1. The authors should definite the use of “short-term” and “long-term” in the Title and Abstract, as well as in the main text. “Short-term” outcomes included 30-day all-cause mortality and postoperative complications? The “long-term” outcome means 1-year survival rates? The Result section of Abstract only involves “short-term” outcomes. There was no description concerning “1-year survival rates” in the Result section of Abstract.
2. The authors should describe in more detail about the influences of perioperative allogeneic transfusion in patients with brain tumor resection in the Introduction section. Besides, it should not be limited only on “risks”, but also on “benefits”.

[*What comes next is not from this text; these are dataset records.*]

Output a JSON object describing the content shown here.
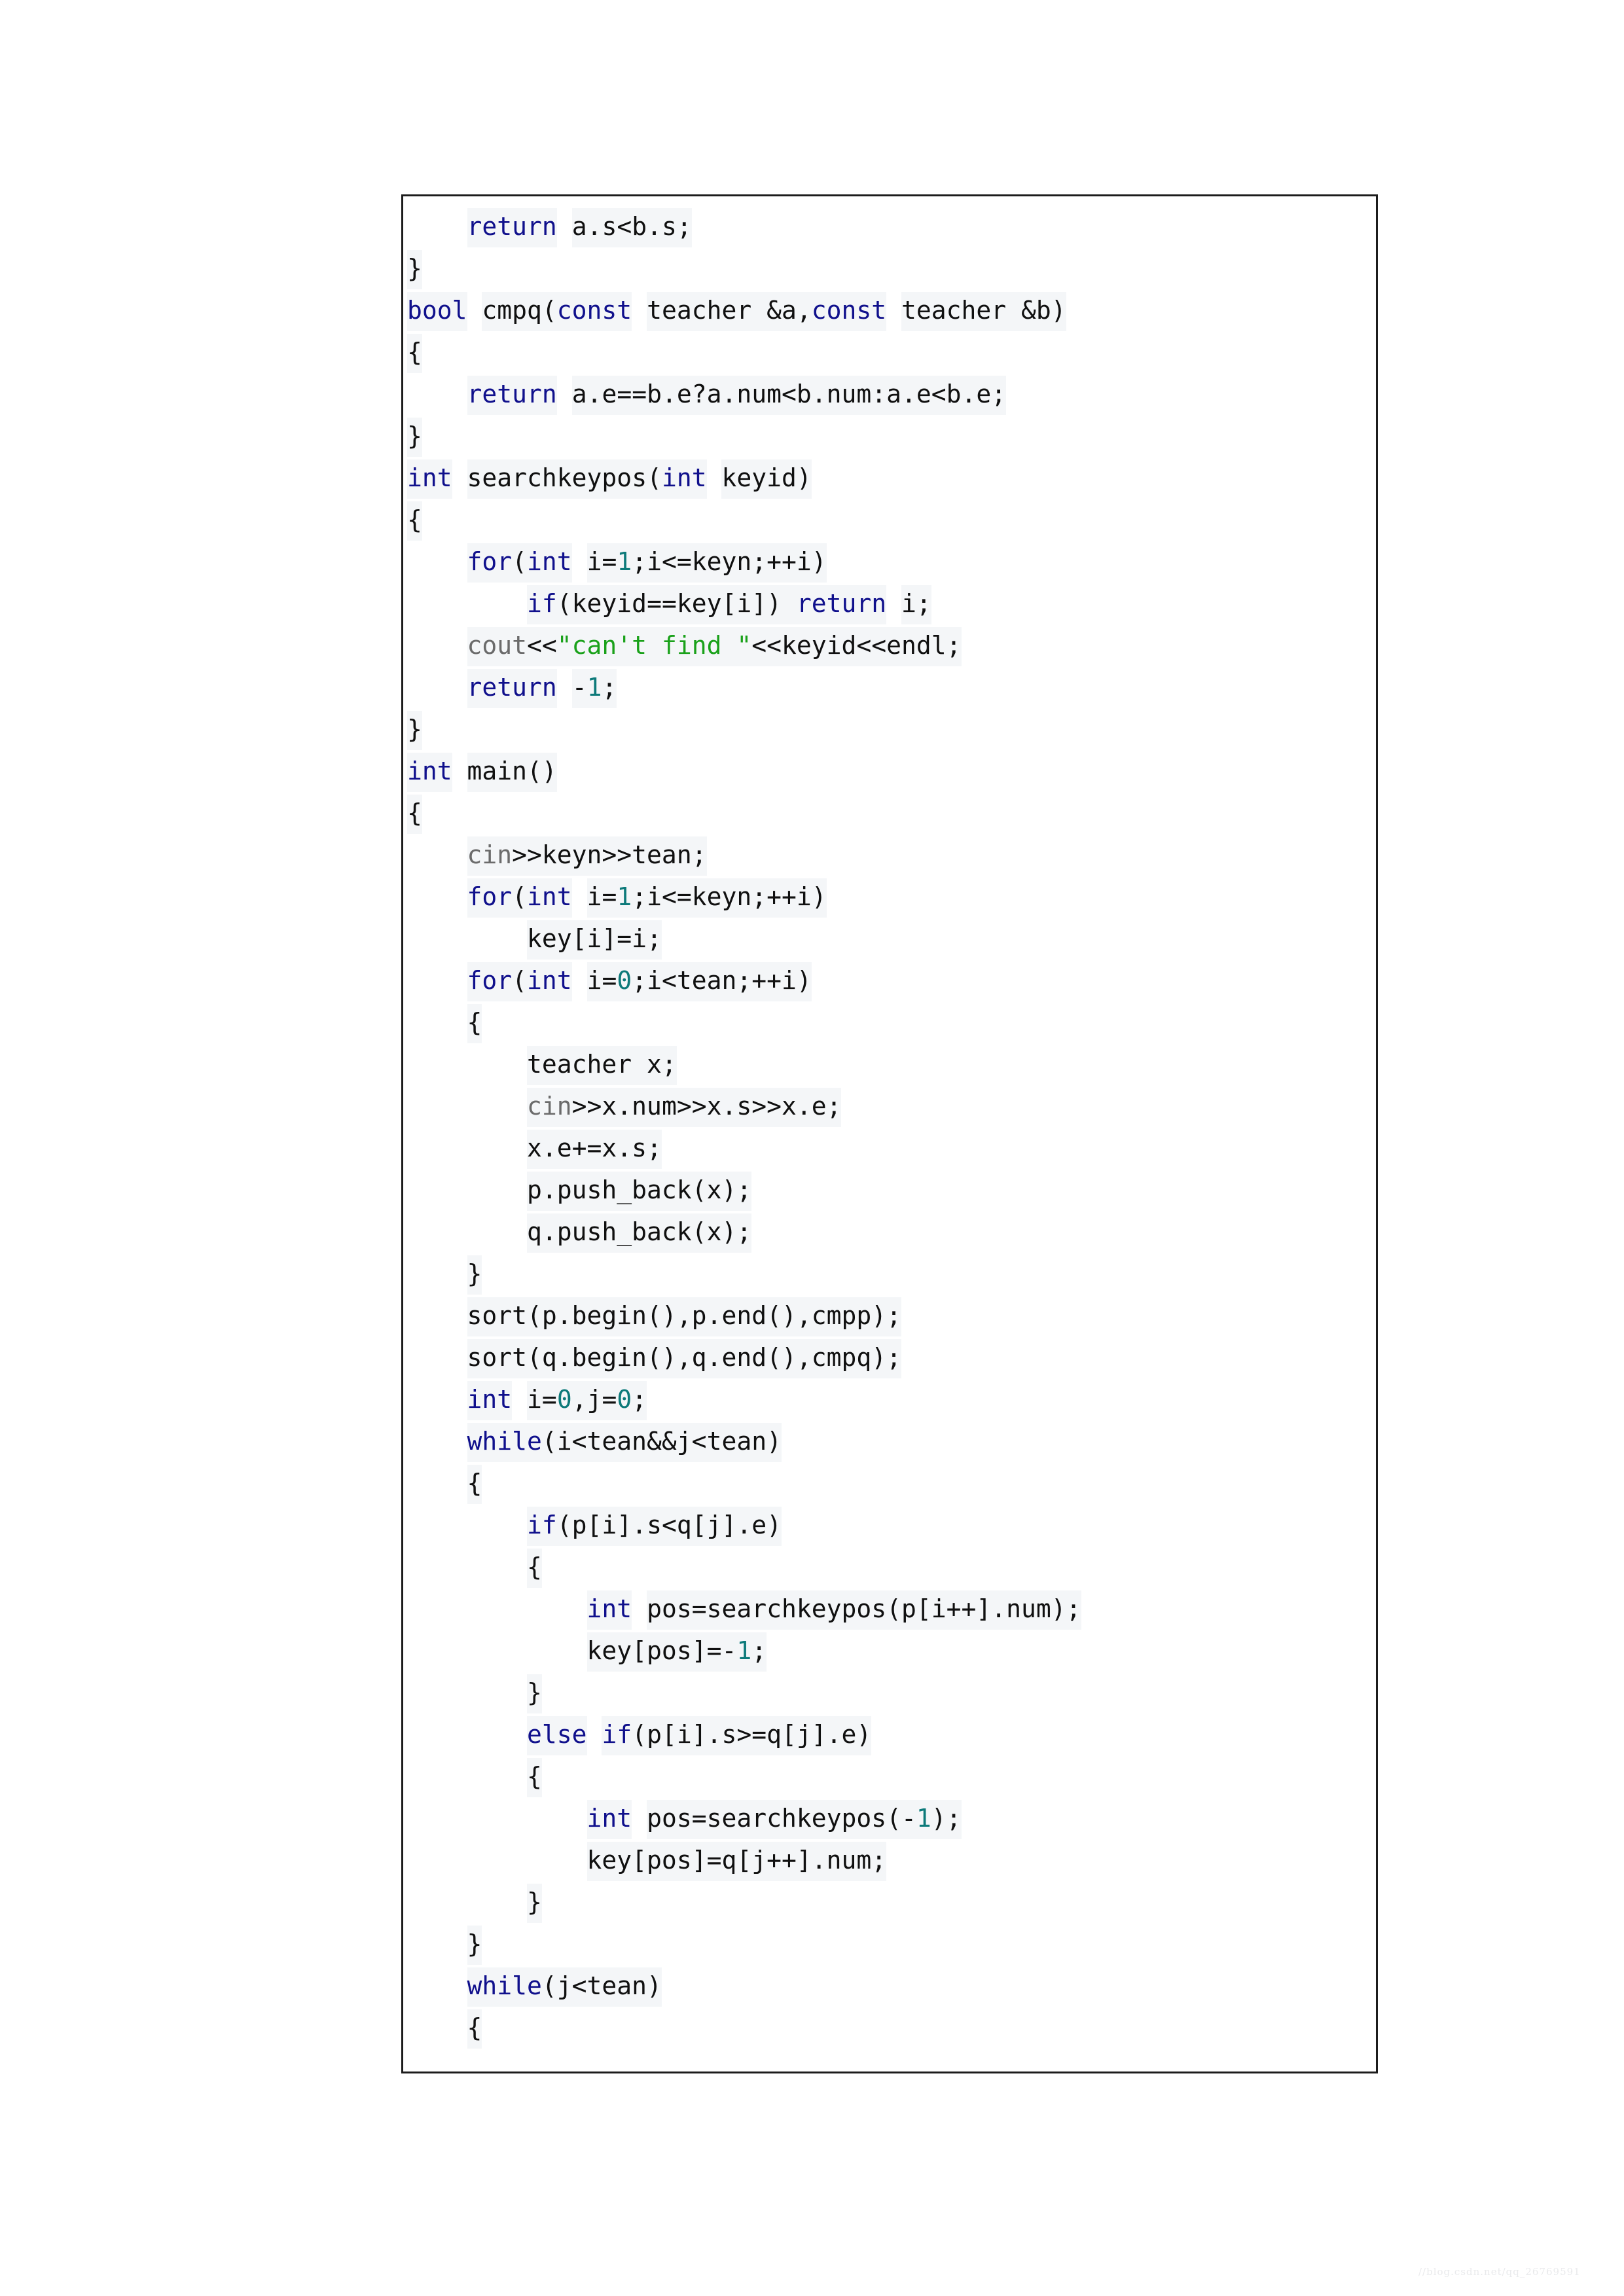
{
  "document": {
    "type": "code-listing",
    "language": "C++",
    "background": "#ffffff",
    "frame_border_color": "#1c1c1c",
    "highlight_band_color": "#f4f6f8"
  },
  "syntax_colors": {
    "keyword": "#10108c",
    "number": "#0d7a7a",
    "string": "#1aa11a",
    "stream_object": "#6b6b6b",
    "plain": "#101010"
  },
  "watermark": {
    "text": "//blog.csdn.net/qq_26769591",
    "color": "#e9eaec"
  },
  "code": {
    "lines": [
      [
        {
          "t": "    ",
          "c": "gap"
        },
        {
          "t": "return",
          "c": "kw"
        },
        {
          "t": " ",
          "c": "gap"
        },
        {
          "t": "a.s<b.s;",
          "c": "pl"
        }
      ],
      [
        {
          "t": "}",
          "c": "pl"
        }
      ],
      [
        {
          "t": "bool",
          "c": "kw"
        },
        {
          "t": " ",
          "c": "gap"
        },
        {
          "t": "cmpq(",
          "c": "pl"
        },
        {
          "t": "const",
          "c": "kw"
        },
        {
          "t": " ",
          "c": "gap"
        },
        {
          "t": "teacher &a,",
          "c": "pl"
        },
        {
          "t": "const",
          "c": "kw"
        },
        {
          "t": " ",
          "c": "gap"
        },
        {
          "t": "teacher &b)",
          "c": "pl"
        }
      ],
      [
        {
          "t": "{",
          "c": "pl"
        }
      ],
      [
        {
          "t": "    ",
          "c": "gap"
        },
        {
          "t": "return",
          "c": "kw"
        },
        {
          "t": " ",
          "c": "gap"
        },
        {
          "t": "a.e==b.e?a.num<b.num:a.e<b.e;",
          "c": "pl"
        }
      ],
      [
        {
          "t": "}",
          "c": "pl"
        }
      ],
      [
        {
          "t": "int",
          "c": "kw"
        },
        {
          "t": " ",
          "c": "gap"
        },
        {
          "t": "searchkeypos(",
          "c": "pl"
        },
        {
          "t": "int",
          "c": "kw"
        },
        {
          "t": " ",
          "c": "gap"
        },
        {
          "t": "keyid)",
          "c": "pl"
        }
      ],
      [
        {
          "t": "{",
          "c": "pl"
        }
      ],
      [
        {
          "t": "    ",
          "c": "gap"
        },
        {
          "t": "for",
          "c": "kw"
        },
        {
          "t": "(",
          "c": "pl"
        },
        {
          "t": "int",
          "c": "kw"
        },
        {
          "t": " ",
          "c": "gap"
        },
        {
          "t": "i=",
          "c": "pl"
        },
        {
          "t": "1",
          "c": "num"
        },
        {
          "t": ";i<=keyn;++i)",
          "c": "pl"
        }
      ],
      [
        {
          "t": "        ",
          "c": "gap"
        },
        {
          "t": "if",
          "c": "kw"
        },
        {
          "t": "(keyid==key[i]) ",
          "c": "pl"
        },
        {
          "t": "return",
          "c": "kw"
        },
        {
          "t": " ",
          "c": "gap"
        },
        {
          "t": "i;",
          "c": "pl"
        }
      ],
      [
        {
          "t": "    ",
          "c": "gap"
        },
        {
          "t": "cout",
          "c": "io"
        },
        {
          "t": "<<",
          "c": "pl"
        },
        {
          "t": "\"can't find \"",
          "c": "str"
        },
        {
          "t": "<<keyid<<endl;",
          "c": "pl"
        }
      ],
      [
        {
          "t": "    ",
          "c": "gap"
        },
        {
          "t": "return",
          "c": "kw"
        },
        {
          "t": " ",
          "c": "gap"
        },
        {
          "t": "-",
          "c": "pl"
        },
        {
          "t": "1",
          "c": "num"
        },
        {
          "t": ";",
          "c": "pl"
        }
      ],
      [
        {
          "t": "}",
          "c": "pl"
        }
      ],
      [
        {
          "t": "int",
          "c": "kw"
        },
        {
          "t": " ",
          "c": "gap"
        },
        {
          "t": "main()",
          "c": "pl"
        }
      ],
      [
        {
          "t": "{",
          "c": "pl"
        }
      ],
      [
        {
          "t": "    ",
          "c": "gap"
        },
        {
          "t": "cin",
          "c": "io"
        },
        {
          "t": ">>keyn>>tean;",
          "c": "pl"
        }
      ],
      [
        {
          "t": "    ",
          "c": "gap"
        },
        {
          "t": "for",
          "c": "kw"
        },
        {
          "t": "(",
          "c": "pl"
        },
        {
          "t": "int",
          "c": "kw"
        },
        {
          "t": " ",
          "c": "gap"
        },
        {
          "t": "i=",
          "c": "pl"
        },
        {
          "t": "1",
          "c": "num"
        },
        {
          "t": ";i<=keyn;++i)",
          "c": "pl"
        }
      ],
      [
        {
          "t": "        ",
          "c": "gap"
        },
        {
          "t": "key[i]=i;",
          "c": "pl"
        }
      ],
      [
        {
          "t": "    ",
          "c": "gap"
        },
        {
          "t": "for",
          "c": "kw"
        },
        {
          "t": "(",
          "c": "pl"
        },
        {
          "t": "int",
          "c": "kw"
        },
        {
          "t": " ",
          "c": "gap"
        },
        {
          "t": "i=",
          "c": "pl"
        },
        {
          "t": "0",
          "c": "num"
        },
        {
          "t": ";i<tean;++i)",
          "c": "pl"
        }
      ],
      [
        {
          "t": "    ",
          "c": "gap"
        },
        {
          "t": "{",
          "c": "pl"
        }
      ],
      [
        {
          "t": "        ",
          "c": "gap"
        },
        {
          "t": "teacher x;",
          "c": "pl"
        }
      ],
      [
        {
          "t": "        ",
          "c": "gap"
        },
        {
          "t": "cin",
          "c": "io"
        },
        {
          "t": ">>x.num>>x.s>>x.e;",
          "c": "pl"
        }
      ],
      [
        {
          "t": "        ",
          "c": "gap"
        },
        {
          "t": "x.e+=x.s;",
          "c": "pl"
        }
      ],
      [
        {
          "t": "        ",
          "c": "gap"
        },
        {
          "t": "p.push_back(x);",
          "c": "pl"
        }
      ],
      [
        {
          "t": "        ",
          "c": "gap"
        },
        {
          "t": "q.push_back(x);",
          "c": "pl"
        }
      ],
      [
        {
          "t": "    ",
          "c": "gap"
        },
        {
          "t": "}",
          "c": "pl"
        }
      ],
      [
        {
          "t": "    ",
          "c": "gap"
        },
        {
          "t": "sort(p.begin(),p.end(),cmpp);",
          "c": "pl"
        }
      ],
      [
        {
          "t": "    ",
          "c": "gap"
        },
        {
          "t": "sort(q.begin(),q.end(),cmpq);",
          "c": "pl"
        }
      ],
      [
        {
          "t": "    ",
          "c": "gap"
        },
        {
          "t": "int",
          "c": "kw"
        },
        {
          "t": " ",
          "c": "gap"
        },
        {
          "t": "i=",
          "c": "pl"
        },
        {
          "t": "0",
          "c": "num"
        },
        {
          "t": ",j=",
          "c": "pl"
        },
        {
          "t": "0",
          "c": "num"
        },
        {
          "t": ";",
          "c": "pl"
        }
      ],
      [
        {
          "t": "    ",
          "c": "gap"
        },
        {
          "t": "while",
          "c": "kw"
        },
        {
          "t": "(i<tean&&j<tean)",
          "c": "pl"
        }
      ],
      [
        {
          "t": "    ",
          "c": "gap"
        },
        {
          "t": "{",
          "c": "pl"
        }
      ],
      [
        {
          "t": "        ",
          "c": "gap"
        },
        {
          "t": "if",
          "c": "kw"
        },
        {
          "t": "(p[i].s<q[j].e)",
          "c": "pl"
        }
      ],
      [
        {
          "t": "        ",
          "c": "gap"
        },
        {
          "t": "{",
          "c": "pl"
        }
      ],
      [
        {
          "t": "            ",
          "c": "gap"
        },
        {
          "t": "int",
          "c": "kw"
        },
        {
          "t": " ",
          "c": "gap"
        },
        {
          "t": "pos=searchkeypos(p[i++].num);",
          "c": "pl"
        }
      ],
      [
        {
          "t": "            ",
          "c": "gap"
        },
        {
          "t": "key[pos]=-",
          "c": "pl"
        },
        {
          "t": "1",
          "c": "num"
        },
        {
          "t": ";",
          "c": "pl"
        }
      ],
      [
        {
          "t": "        ",
          "c": "gap"
        },
        {
          "t": "}",
          "c": "pl"
        }
      ],
      [
        {
          "t": "        ",
          "c": "gap"
        },
        {
          "t": "else",
          "c": "kw"
        },
        {
          "t": " ",
          "c": "gap"
        },
        {
          "t": "if",
          "c": "kw"
        },
        {
          "t": "(p[i].s>=q[j].e)",
          "c": "pl"
        }
      ],
      [
        {
          "t": "        ",
          "c": "gap"
        },
        {
          "t": "{",
          "c": "pl"
        }
      ],
      [
        {
          "t": "            ",
          "c": "gap"
        },
        {
          "t": "int",
          "c": "kw"
        },
        {
          "t": " ",
          "c": "gap"
        },
        {
          "t": "pos=searchkeypos(-",
          "c": "pl"
        },
        {
          "t": "1",
          "c": "num"
        },
        {
          "t": ");",
          "c": "pl"
        }
      ],
      [
        {
          "t": "            ",
          "c": "gap"
        },
        {
          "t": "key[pos]=q[j++].num;",
          "c": "pl"
        }
      ],
      [
        {
          "t": "        ",
          "c": "gap"
        },
        {
          "t": "}",
          "c": "pl"
        }
      ],
      [
        {
          "t": "    ",
          "c": "gap"
        },
        {
          "t": "}",
          "c": "pl"
        }
      ],
      [
        {
          "t": "    ",
          "c": "gap"
        },
        {
          "t": "while",
          "c": "kw"
        },
        {
          "t": "(j<tean)",
          "c": "pl"
        }
      ],
      [
        {
          "t": "    ",
          "c": "gap"
        },
        {
          "t": "{",
          "c": "pl"
        }
      ]
    ]
  }
}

3. The End time of data collection should be mentioned in the Study Design section.
4. Table 2 is not quoted, please check.
5. In the Table 3, “The MT group demonstrated significantly higher 30-day mortality (26.9% vs. 4.8%)”. However, in the Fig 3. “Mortality details showed that 22 of 78 patients (28.2%) in the MT group died within 30 days, compared to 11 of 228 patients (4.8%) in the non-MT group.” (Line . The author should double-check this data.
6. The description concerning Fig 4 should be extended.
7. The Line 182, “Patients in the MT group were significantly more likely to require prolonged mechanical ventilation”. Patients in the MT group had longer mechanical ventilation time, which is a result we observed. The use of “more likely” is inappropriate.
8. What is “morbidity” in the line 191.
9. For patient with brain tumor resection, perioperative blood transfusion has great benefits for reducing cerebral ischemia and anemia. It is important for balancing the risks and benefits of allogeneic transfusion in the clinic. The authors should revise the Discussion section.
10. Fig 1. The authors should exhibit the groups of massive transfusion and non-massive transfusion.
11. The overall language of the article is good. But there are still a few details that need attention. Such as, “outcomes” , The use of “30-day mortality”, “thirty-day mortality”, “thirty-day all-cause mortality” should be unification in the manuscript. The author should check the full text more carefully.
12. The authors should further conduct subgroup analysis based on tumor size, number, intraoperative blood loss, ki67 - proliferation rate, WHO grade, etc.